Vous évoquez Beyrouth comme une ville médiatisée, dans l’ambiance chaotique d’un spectacle mortifère. Aujourd’hui, comment concevez-vous le rapport de l’œuvre aux médias ?

- Aujourd’hui, faire la publicité d’une œuvre littéraire ou artistique compte plus que le contenu de cette œuvre. Ce qui l’emporte aujourd’hui c’est l’argent. Le nouveau Dieu vainqueur. A l’heure actuelle, tout est évalué en tant que produit, même le beau et l’Art. La rentabilité de l’œuvre détermine son existence. La voix de Maria Callas n’existe plus si elle n’est pas rentable ! Des nouvelles normes dirigent le monde contemporain dominé par la nouvelle technologie et la consommation. Les médias, et notamment la télévision, sont les armes de cette logique du profit, et sous son influence, c’est le sens même de la culture qui change…

Nous courons vers la lumière. Nous cherchons les projecteurs à tout prix. Toutefois, nous oublions qu’il y a une lumière qui brille pour éclairer le chemin, et une autre qui éblouit et nous rend aveugle.

Quel rôle occupe l’art dans votre vie tant professionnelle que personnelle ?

- Mes écrits sont liés à tout ce que je vois, tout ce que j’aime, tout ce qui m’imprègne. Mon site web est ouvert sur la musique et les arts plastiques www.issamakhlouf.org.

L’art commence par la nature. Les montagnes d’Ehden où, enfant et adolescent, je passai les mois d’été avec mes parents, étaient et restent pour moi des sculptures magnifiques sculptées par le vent, la pluie et le temps.

L’art, pour moi, est une sorte de voyage. Un voyage intérieur. Tout voyage est une richesse car il donne des ailes à l’esprit, le rend plus tolérant et plus clément, dans la mesure où il y a rencontré et dialogue. Aussi, la vie serait ennuyante sans l’art sous toutes ses formes. L’art peut atténuer l’attente, rendre la vie vivable. C’est l’une des choses qui peut nous consoler. La beauté est un espoir.
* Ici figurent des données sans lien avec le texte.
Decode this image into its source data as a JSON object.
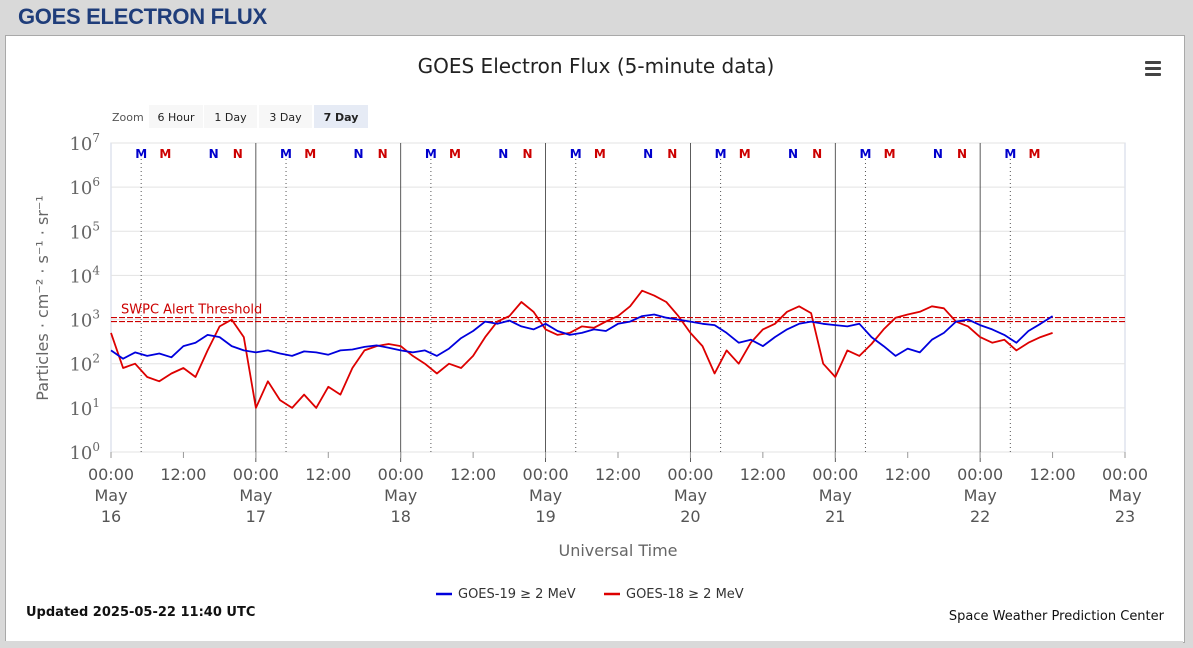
{
  "header": {
    "title": "GOES ELECTRON FLUX"
  },
  "zoom": {
    "label": "Zoom",
    "buttons": [
      "6 Hour",
      "1 Day",
      "3 Day",
      "7 Day"
    ],
    "selected": "7 Day"
  },
  "menu": {
    "icon": "hamburger-menu-icon"
  },
  "footer": {
    "updated": "Updated 2025-05-22 11:40 UTC",
    "source": "Space Weather Prediction Center"
  },
  "chart_data": {
    "type": "line",
    "title": "GOES Electron Flux (5-minute data)",
    "xlabel": "Universal Time",
    "ylabel": "Particles · cm⁻² · s⁻¹ · sr⁻¹",
    "x_unit": "hours since 2025-05-16 00:00 UTC",
    "xlim": [
      0,
      168
    ],
    "ylim": [
      1,
      10000000
    ],
    "y_scale": "log",
    "x_ticks": [
      {
        "time": "00:00",
        "date": [
          "May",
          "16"
        ]
      },
      {
        "time": "12:00",
        "date": []
      },
      {
        "time": "00:00",
        "date": [
          "May",
          "17"
        ]
      },
      {
        "time": "12:00",
        "date": []
      },
      {
        "time": "00:00",
        "date": [
          "May",
          "18"
        ]
      },
      {
        "time": "12:00",
        "date": []
      },
      {
        "time": "00:00",
        "date": [
          "May",
          "19"
        ]
      },
      {
        "time": "12:00",
        "date": []
      },
      {
        "time": "00:00",
        "date": [
          "May",
          "20"
        ]
      },
      {
        "time": "12:00",
        "date": []
      },
      {
        "time": "00:00",
        "date": [
          "May",
          "21"
        ]
      },
      {
        "time": "12:00",
        "date": []
      },
      {
        "time": "00:00",
        "date": [
          "May",
          "22"
        ]
      },
      {
        "time": "12:00",
        "date": []
      },
      {
        "time": "00:00",
        "date": [
          "May",
          "23"
        ]
      }
    ],
    "y_ticks": [
      {
        "value": 1,
        "base": "10",
        "exp": "0"
      },
      {
        "value": 10,
        "base": "10",
        "exp": "1"
      },
      {
        "value": 100,
        "base": "10",
        "exp": "2"
      },
      {
        "value": 1000,
        "base": "10",
        "exp": "3"
      },
      {
        "value": 10000,
        "base": "10",
        "exp": "4"
      },
      {
        "value": 100000,
        "base": "10",
        "exp": "5"
      },
      {
        "value": 1000000,
        "base": "10",
        "exp": "6"
      },
      {
        "value": 10000000,
        "base": "10",
        "exp": "7"
      }
    ],
    "threshold": {
      "label": "SWPC Alert Threshold",
      "value": 1000,
      "color": "#cc0000"
    },
    "markers": [
      {
        "label": "M",
        "hour": 5.0,
        "color": "#0000cc"
      },
      {
        "label": "M",
        "hour": 9.0,
        "color": "#cc0000"
      },
      {
        "label": "N",
        "hour": 17.0,
        "color": "#0000cc"
      },
      {
        "label": "N",
        "hour": 21.0,
        "color": "#cc0000"
      },
      {
        "label": "M",
        "hour": 29.0,
        "color": "#0000cc"
      },
      {
        "label": "M",
        "hour": 33.0,
        "color": "#cc0000"
      },
      {
        "label": "N",
        "hour": 41.0,
        "color": "#0000cc"
      },
      {
        "label": "N",
        "hour": 45.0,
        "color": "#cc0000"
      },
      {
        "label": "M",
        "hour": 53.0,
        "color": "#0000cc"
      },
      {
        "label": "M",
        "hour": 57.0,
        "color": "#cc0000"
      },
      {
        "label": "N",
        "hour": 65.0,
        "color": "#0000cc"
      },
      {
        "label": "N",
        "hour": 69.0,
        "color": "#cc0000"
      },
      {
        "label": "M",
        "hour": 77.0,
        "color": "#0000cc"
      },
      {
        "label": "M",
        "hour": 81.0,
        "color": "#cc0000"
      },
      {
        "label": "N",
        "hour": 89.0,
        "color": "#0000cc"
      },
      {
        "label": "N",
        "hour": 93.0,
        "color": "#cc0000"
      },
      {
        "label": "M",
        "hour": 101.0,
        "color": "#0000cc"
      },
      {
        "label": "M",
        "hour": 105.0,
        "color": "#cc0000"
      },
      {
        "label": "N",
        "hour": 113.0,
        "color": "#0000cc"
      },
      {
        "label": "N",
        "hour": 117.0,
        "color": "#cc0000"
      },
      {
        "label": "M",
        "hour": 125.0,
        "color": "#0000cc"
      },
      {
        "label": "M",
        "hour": 129.0,
        "color": "#cc0000"
      },
      {
        "label": "N",
        "hour": 137.0,
        "color": "#0000cc"
      },
      {
        "label": "N",
        "hour": 141.0,
        "color": "#cc0000"
      },
      {
        "label": "M",
        "hour": 149.0,
        "color": "#0000cc"
      },
      {
        "label": "M",
        "hour": 153.0,
        "color": "#cc0000"
      }
    ],
    "dotted_lines_hours": [
      5,
      29,
      53,
      77,
      101,
      125,
      149
    ],
    "series": [
      {
        "name": "GOES-19 ≥ 2 MeV",
        "color": "#0000dd",
        "x": [
          0,
          2,
          4,
          6,
          8,
          10,
          12,
          14,
          16,
          18,
          20,
          22,
          24,
          26,
          28,
          30,
          32,
          34,
          36,
          38,
          40,
          42,
          44,
          46,
          48,
          50,
          52,
          54,
          56,
          58,
          60,
          62,
          64,
          66,
          68,
          70,
          72,
          74,
          76,
          78,
          80,
          82,
          84,
          86,
          88,
          90,
          92,
          94,
          96,
          98,
          100,
          102,
          104,
          106,
          108,
          110,
          112,
          114,
          116,
          118,
          120,
          122,
          124,
          126,
          128,
          130,
          132,
          134,
          136,
          138,
          140,
          142,
          144,
          146,
          148,
          150,
          152,
          154,
          156
        ],
        "values": [
          200,
          130,
          180,
          150,
          170,
          140,
          250,
          300,
          450,
          400,
          250,
          200,
          180,
          200,
          170,
          150,
          190,
          180,
          160,
          200,
          210,
          240,
          260,
          230,
          200,
          180,
          200,
          150,
          220,
          380,
          550,
          900,
          800,
          950,
          700,
          600,
          800,
          550,
          450,
          500,
          600,
          550,
          800,
          900,
          1200,
          1300,
          1100,
          1000,
          900,
          800,
          750,
          500,
          300,
          350,
          250,
          400,
          600,
          800,
          900,
          800,
          750,
          700,
          800,
          400,
          250,
          150,
          220,
          180,
          350,
          500,
          900,
          1000,
          750,
          600,
          450,
          300,
          550,
          800,
          1200
        ]
      },
      {
        "name": "GOES-18 ≥ 2 MeV",
        "color": "#dd0000",
        "x": [
          0,
          2,
          4,
          6,
          8,
          10,
          12,
          14,
          16,
          18,
          20,
          22,
          24,
          26,
          28,
          30,
          32,
          34,
          36,
          38,
          40,
          42,
          44,
          46,
          48,
          50,
          52,
          54,
          56,
          58,
          60,
          62,
          64,
          66,
          68,
          70,
          72,
          74,
          76,
          78,
          80,
          82,
          84,
          86,
          88,
          90,
          92,
          94,
          96,
          98,
          100,
          102,
          104,
          106,
          108,
          110,
          112,
          114,
          116,
          118,
          120,
          122,
          124,
          126,
          128,
          130,
          132,
          134,
          136,
          138,
          140,
          142,
          144,
          146,
          148,
          150,
          152,
          154,
          156
        ],
        "values": [
          500,
          80,
          100,
          50,
          40,
          60,
          80,
          50,
          200,
          700,
          1000,
          400,
          10,
          40,
          15,
          10,
          20,
          10,
          30,
          20,
          80,
          200,
          250,
          280,
          250,
          150,
          100,
          60,
          100,
          80,
          150,
          400,
          900,
          1200,
          2500,
          1500,
          600,
          450,
          500,
          700,
          650,
          900,
          1200,
          2000,
          4500,
          3500,
          2500,
          1200,
          500,
          250,
          60,
          200,
          100,
          300,
          600,
          800,
          1500,
          2000,
          1400,
          100,
          50,
          200,
          150,
          280,
          600,
          1100,
          1300,
          1500,
          2000,
          1800,
          900,
          700,
          400,
          300,
          350,
          200,
          300,
          400,
          500
        ]
      }
    ],
    "legend_position": "bottom-center"
  }
}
Quels sont vos projets littéraires pour l’avenir ?

- La traduction de « Mirages » en espagnol, réalisée par Rafael Patino, est publiée aux Editions Monte Avila à Caracas et distribuée en Amérique latine et en Espagne. Le même livre paraîtra en anglais à New York. Un autre livre qui s’intitule « Lettre aux deux sœurs », publié aux éditions An-Nahar à Beyrouth en 2004, a été traduit par Abdellatif Laâbi et va bientôt paraître aux éditions José Corti à Paris.

Par ailleurs, je suis en train d’écrire un livre à partir de mon expérience à New York. L’immeuble de l’ONU où j’ai travaillé pendant un an, ressemble à la Tour de Babel. Il regroupe 192 pays et là le mot PAIX est très prononcé (dans les discours, les discussions et les rencontres…). Ici, plus que nulle part ailleurs, on peut comprendre les mécanismes de la guerre et de la violence dans le monde et pourquoi l’étincelle de la guerre est toujours allumée.

D’autre part, l’ONU possède des chefs-d’œuvre de toutes les cultures et les civilisations. Dans le jardin de l’ONU, par exemple, je contemplais souvent une sculpture de Henry Moore que j’admire beaucoup : une femme de bronze couchée. Cette sculpture m’interpellait profondément. D’ailleurs, mon prochain ouvrage s’articule autour d’un dialogue avec ce personnage inanimé, mais qui bouge de l’intérieur par la force de la beauté qui en émane. Je le considère plus libre et plus indépendant que moi, comme toute œuvre d’art. Les dialogues que j’entame avec les œuvres d’art trouvent écho dans tout ce que j’écris. Je les vis comme des expériences personnelles. Dans un de ses films, Fellini nous invite à tomber amoureux d’une œuvre d’art réussie. C’est peut-être une façon d’aimer sans aboutir à la déception ! Mais, en tant qu’êtres humains, que peut-on faire ? On est condamné à aimer et être aimé malgré toutes les conséquences. Dostoïevski l’a bien exprimé : « Dire à quelqu’un : Je t’aime, c’est lui dire qu’il est toujours en vie ».